On the walk back to the guest house, a very thin little girl (maybe six years old?) ran up to us and grabbed Jenny and Corey's hands. Corey said later that holding the little girl's hand reminded her of all the kids in her class back home, and it broke her heart to see the girl bare-foot and begging for food.

Again we eventually stopped at a stand and the girl, who's name we learned was Uskouni, asked for milk. After Corey bought her the milk, she continued to walk with us, one hand in Corey's and the other wrapped around the milk box. I felt pretty uncomfortable with this. As Corey put it, we had become "Santa People," and like a walking advertisement, we were now heading down the street with a little friend who had obviously gotten something out of us through her friendship. Before we reached the guest house, Corey knelt down and told the little girl goodbye. We came back having spent the majority of our money, and not feeling very good about any of it.

As Jenny, Karen, Corey and I sat on a bed in their room discussing what had just happened, the other groups started coming back and telling about their experiences. Kaitlin and Amanda's group said, "we met this woman with a baby in the market, she said her baby was hungry and was asking for milk…"

As it turns out, "Milk, please" is one of the most basic scams that exists in Calcutta. Because it is a fairly expensive product, people like the woman from the market and little Uskouni can sell it back to the same vendor we bought it from for slightly less money. Both vendor and beggar make a small profit. And in Uskouni's case, the money is probably given to an older kid or adult who has recruited her to beg money from foreigners.

Later that day, Hillary and I were out exploring the other side of the city when we passed two little boys crouching by a tin and tarp shelter. The older one held up his middle finger to us. We walked by, and a few seconds later I said, "Were we just flipped-off by a 5 year old?" "Yah," she said, "Does he even know what that means?"

During dinner that night, while our whole group was eating at a restaurant, there was another bunch of young boys standing outside the restaurant's doorway. They were laughing and waving their middle fingers at us. I nudged Hillary, "I think they do know what that means." The same group of boys swarmed us as soon as we left the restaurant: "Hello Auntie! Hello Auntie!" They were more than half the size of Kaitlin and Lynn, and grabbed at their bags, poked them with a stick they were carrying, and hung off all of our arms.

Only some of the group had made it across the street, but the girls decided that it would be best if Stephen waited for the rest of our group while we fled. One boy yelled "F—you!" as I broke free and walked quickly away. I hoped the children wouldn't eat Stephen for dinner. They didn't, but later he said they did pat his pockets for coins.

It is difficult for me to stay soft-hearted in the face of this kind of abusive poverty. But although that poverty seems to be the loudest in Calcutta, it is not the most pervasive. I have also seen the silent, heart-breaking poverty of men with missing limbs crawling on the sidewalk, women with skin diseases, babies with crusty heads, families that never hold out their hands living without a roof, rickshaw pullers sleeping upright with their spindly arms tangled in their carts to hold them up, and rows and rows of sleepers out on the open road or in abandoned buildings. 
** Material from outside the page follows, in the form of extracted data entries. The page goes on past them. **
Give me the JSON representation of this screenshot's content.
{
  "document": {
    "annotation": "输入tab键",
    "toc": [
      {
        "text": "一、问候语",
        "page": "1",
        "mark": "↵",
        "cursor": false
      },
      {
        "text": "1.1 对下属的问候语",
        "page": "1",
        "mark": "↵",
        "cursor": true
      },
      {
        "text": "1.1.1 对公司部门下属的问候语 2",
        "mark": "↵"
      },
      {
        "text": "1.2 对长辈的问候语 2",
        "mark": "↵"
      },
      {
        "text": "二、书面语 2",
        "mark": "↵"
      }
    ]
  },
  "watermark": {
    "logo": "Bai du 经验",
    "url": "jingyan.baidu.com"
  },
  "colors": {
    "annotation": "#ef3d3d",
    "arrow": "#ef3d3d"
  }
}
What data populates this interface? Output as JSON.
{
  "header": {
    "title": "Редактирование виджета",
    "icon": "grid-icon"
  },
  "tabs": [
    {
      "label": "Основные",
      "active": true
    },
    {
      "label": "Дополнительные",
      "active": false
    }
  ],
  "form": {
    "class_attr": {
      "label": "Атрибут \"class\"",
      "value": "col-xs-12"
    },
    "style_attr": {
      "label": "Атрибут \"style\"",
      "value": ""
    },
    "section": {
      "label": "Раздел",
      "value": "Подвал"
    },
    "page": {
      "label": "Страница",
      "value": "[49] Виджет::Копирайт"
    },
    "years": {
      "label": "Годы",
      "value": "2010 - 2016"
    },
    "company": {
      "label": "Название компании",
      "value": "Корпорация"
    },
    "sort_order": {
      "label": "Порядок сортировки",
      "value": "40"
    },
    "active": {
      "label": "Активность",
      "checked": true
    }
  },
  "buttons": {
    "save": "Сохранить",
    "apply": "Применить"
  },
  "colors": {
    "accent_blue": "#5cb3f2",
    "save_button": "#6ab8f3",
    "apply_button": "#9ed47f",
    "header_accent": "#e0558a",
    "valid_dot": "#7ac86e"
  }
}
Joel has encouraged us to not block out any of it; whether loud or quiet poverty. He gave us the visual image of "breathing deeply" as we walk through the streets. If we were to take his advice literally, I'm sure that it would kill us. Calcutta is quite fragrant, and the smells often vary dramatically from one step to the next.

I find myself holding my breath as I walk through something particularly foul. In the figurative sense it's easy to do the same thing as I move throughout the day. I create buffers, whether humor, self-preoccupation, or avoidance, that keep me from taking-in every part of the city. But the goal is to take it all in, even if I have no idea what to do with little children who know the F-word. 

 
 

"Praise the Lord, all you nations! Extol him, all you peoples!"